Fan, happily unconscious of the other's regard, gave eight or ten minutes to her drawing, and then Miss Starbrow took it in her hands to examine it.
“This is really very well done,” she said, “but what in goodness' name did they teach you drawing for!' What would be the use of it after leaving school? Well, yes, it might be useful in one way. It astonishes me to think how you were trying to live, Fan. You were certainly not fit for that hard rough work, and would have starved at it. You were made, body and mind, in a more delicate mould, and for something better. I think that with all you have learnt at school, and with your appearance, especially with those truthful eyes of yours and that sweet voice, you might have got a place as nursery governess, to teach small children, or something of that sort. Why did you go starving about the streets, Fan?”
“But no one would take me with such clothes, ma'am.
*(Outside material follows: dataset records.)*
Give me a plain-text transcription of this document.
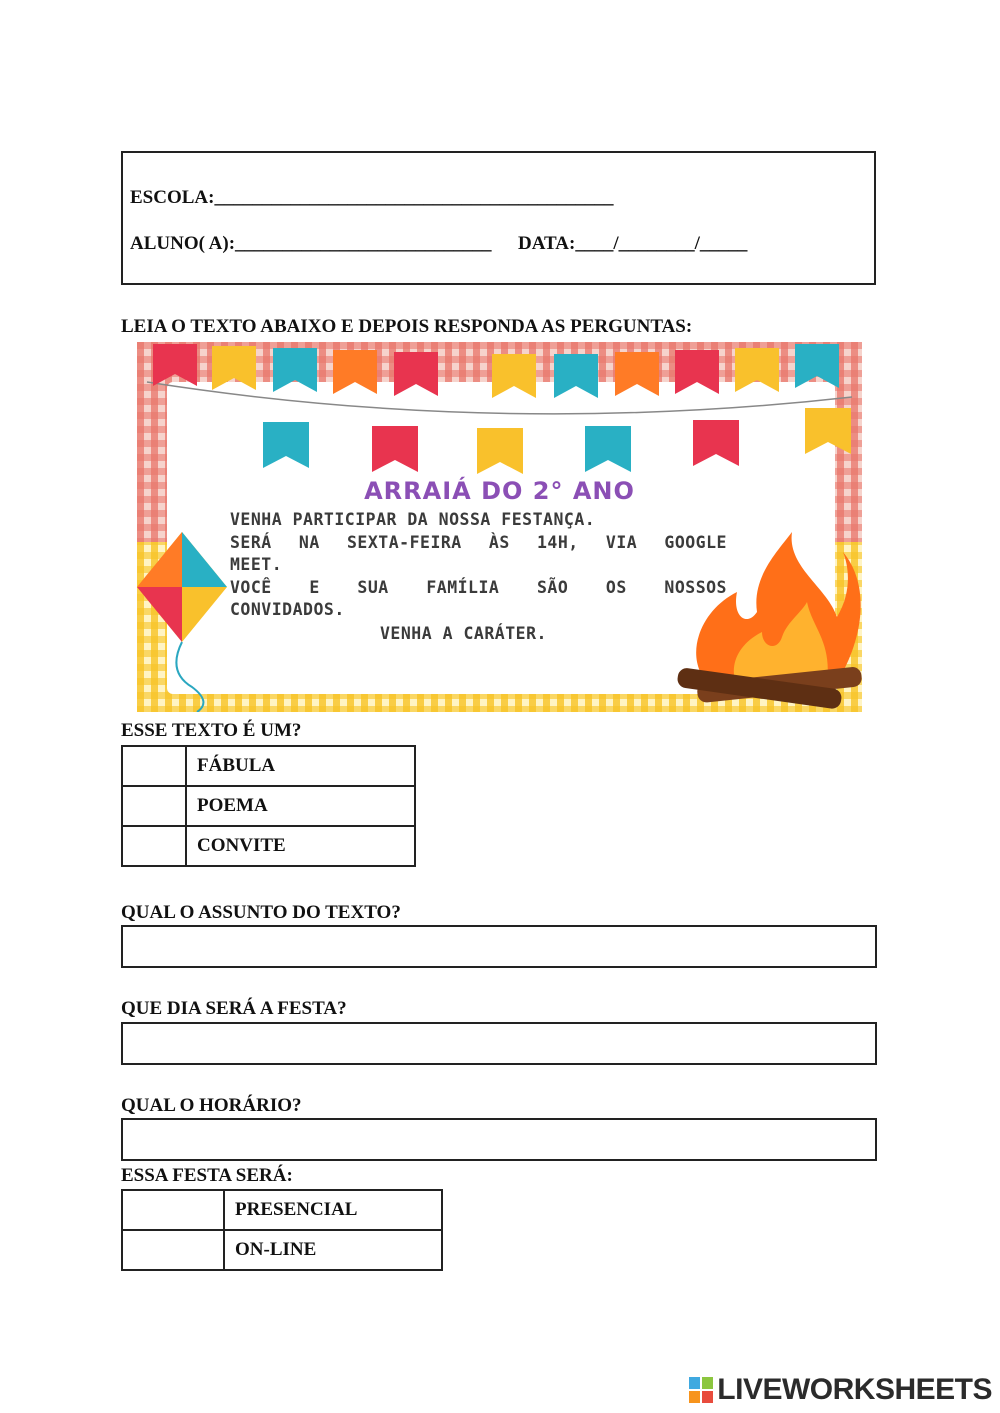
ESCOLA:__________________________________________
ALUNO( A):___________________________ DATA:____/________/_____
LEIA O TEXTO ABAIXO E DEPOIS RESPONDA AS PERGUNTAS:
ARRAIÁ DO 2° ANO
VENHA PARTICIPAR DA NOSSA FESTANÇA.
SERÁ NA SEXTA-FEIRA ÀS 14H, VIA GOOGLE
MEET.
VOCÊ E SUA FAMÍLIA SÃO OS NOSSOS
CONVIDADOS.
VENHA A CARÁTER.
ESSE TEXTO É UM?
	FÁBULA
	POEMA
	CONVITE
QUAL O ASSUNTO DO TEXTO?
QUE DIA SERÁ A FESTA?
QUAL O HORÁRIO?
ESSA FESTA SERÁ:
	PRESENCIAL
	ON-LINE
LIVEWORKSHEETS
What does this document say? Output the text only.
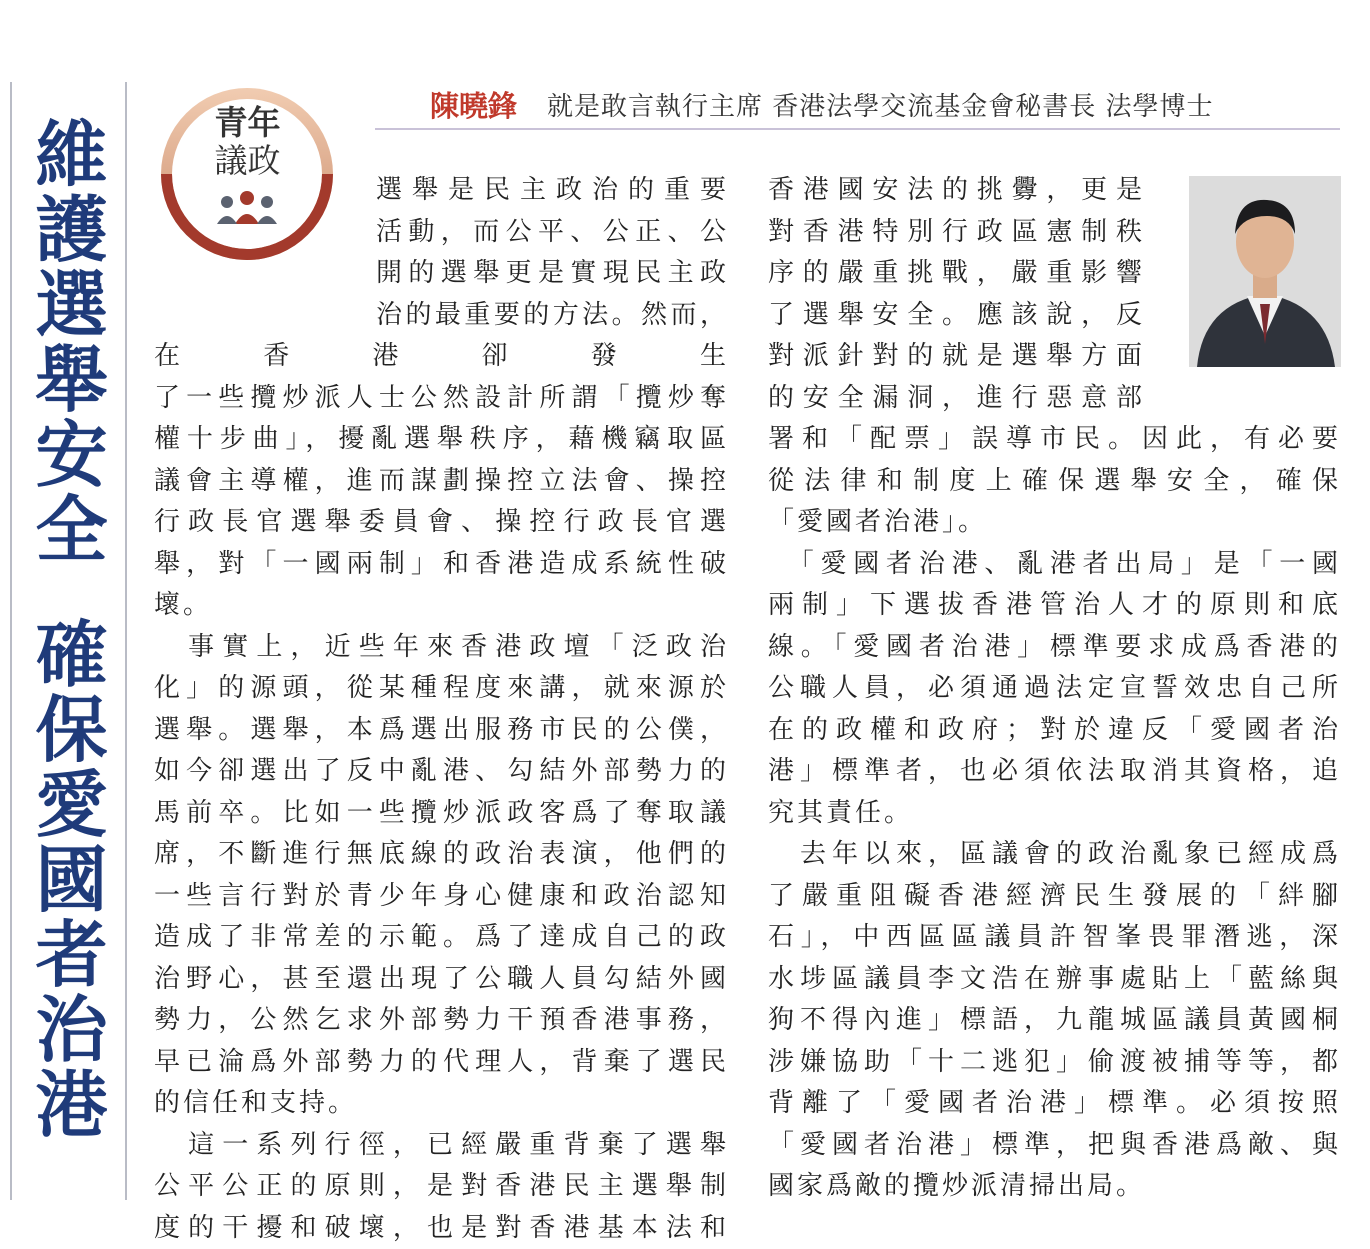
維
護
選
舉
安
全
確
保
愛
國
者
治
港
青年
議政
陳曉鋒 就是敢言執行主席 香港法學交流基金會秘書長 法學博士

選舉是民主政治的重要

活動，而公平、公正、公

開的選舉更是實現民主政

治的最重要的方法。然而，在香港卻發生

了一些攬炒派人士公然設計所謂「攬炒奪

權十步曲」，擾亂選舉秩序，藉機竊取區

議會主導權，進而謀劃操控立法會、操控

行政長官選舉委員會、操控行政長官選

舉，對「一國兩制」和香港造成系統性破

壞。

　事實上，近些年來香港政壇「泛政治

化」的源頭，從某種程度來講，就來源於

選舉。選舉，本爲選出服務市民的公僕，

如今卻選出了反中亂港、勾結外部勢力的

馬前卒。比如一些攬炒派政客爲了奪取議

席，不斷進行無底線的政治表演，他們的

一些言行對於青少年身心健康和政治認知

造成了非常差的示範。爲了達成自己的政

治野心，甚至還出現了公職人員勾結外國

勢力，公然乞求外部勢力干預香港事務，

早已淪爲外部勢力的代理人，背棄了選民

的信任和支持。

　這一系列行徑，已經嚴重背棄了選舉

公平公正的原則，是對香港民主選舉制

度的干擾和破壞，也是對香港基本法和

香港國安法的挑釁，更是

對香港特別行政區憲制秩

序的嚴重挑戰，嚴重影響

了選舉安全。應該說，反

對派針對的就是選舉方面

的安全漏洞，進行惡意部

署和「配票」誤導市民。因此，有必要

從法律和制度上確保選舉安全，確保

「愛國者治港」。

　「愛國者治港、亂港者出局」是「一國

兩制」下選拔香港管治人才的原則和底

線。「愛國者治港」標準要求成爲香港的

公職人員，必須通過法定宣誓效忠自己所

在的政權和政府；對於違反「愛國者治

港」標準者，也必須依法取消其資格，追

究其責任。

　去年以來，區議會的政治亂象已經成爲

了嚴重阻礙香港經濟民生發展的「絆腳

石」，中西區區議員許智峯畏罪潛逃，深

水埗區議員李文浩在辦事處貼上「藍絲與

狗不得內進」標語，九龍城區議員黃國桐

涉嫌協助「十二逃犯」偷渡被捕等等，都

背離了「愛國者治港」標準。必須按照

「愛國者治港」標準，把與香港爲敵、與

國家爲敵的攬炒派清掃出局。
They wouldn't look at me or speak to me even in the little shops where I went to ask for work.”
Miss Starbrow uttered a curious little laugh.
“What a strange thing it seems,” she said, “that a few shillings to buy decent clothes may alter a person's destiny. With the shillings—about as many as the man of God pays for his sirloin—shelter from the weather and temptations to evil, three meals a day, a long pleasant life, husband and children, perhaps, and at last—Heaven. And without them, rags and starvation and the streets, and—well, this is a question for the mighty intellect of a man and a theologian, not for mine. I dare say you don't know what I'm talking about, Fan?”
“Not all, ma'am, but I think I understand a little.”
“Very little, I should think. Don't try to understand too much, my poor girl. Perhaps before you are eighty, if you live so long, you will discover that you didn't even understand a little. Ah, Fan, you have been sadly cheated by destiny! Childhood without joy, and girlhood without hope. I wish I could give you happiness to make up for it all, but I can't be Providence to anyone.”
“Oh, ma'am, you have made me so happy!” exclaimed Fan, the tears springing to her eyes.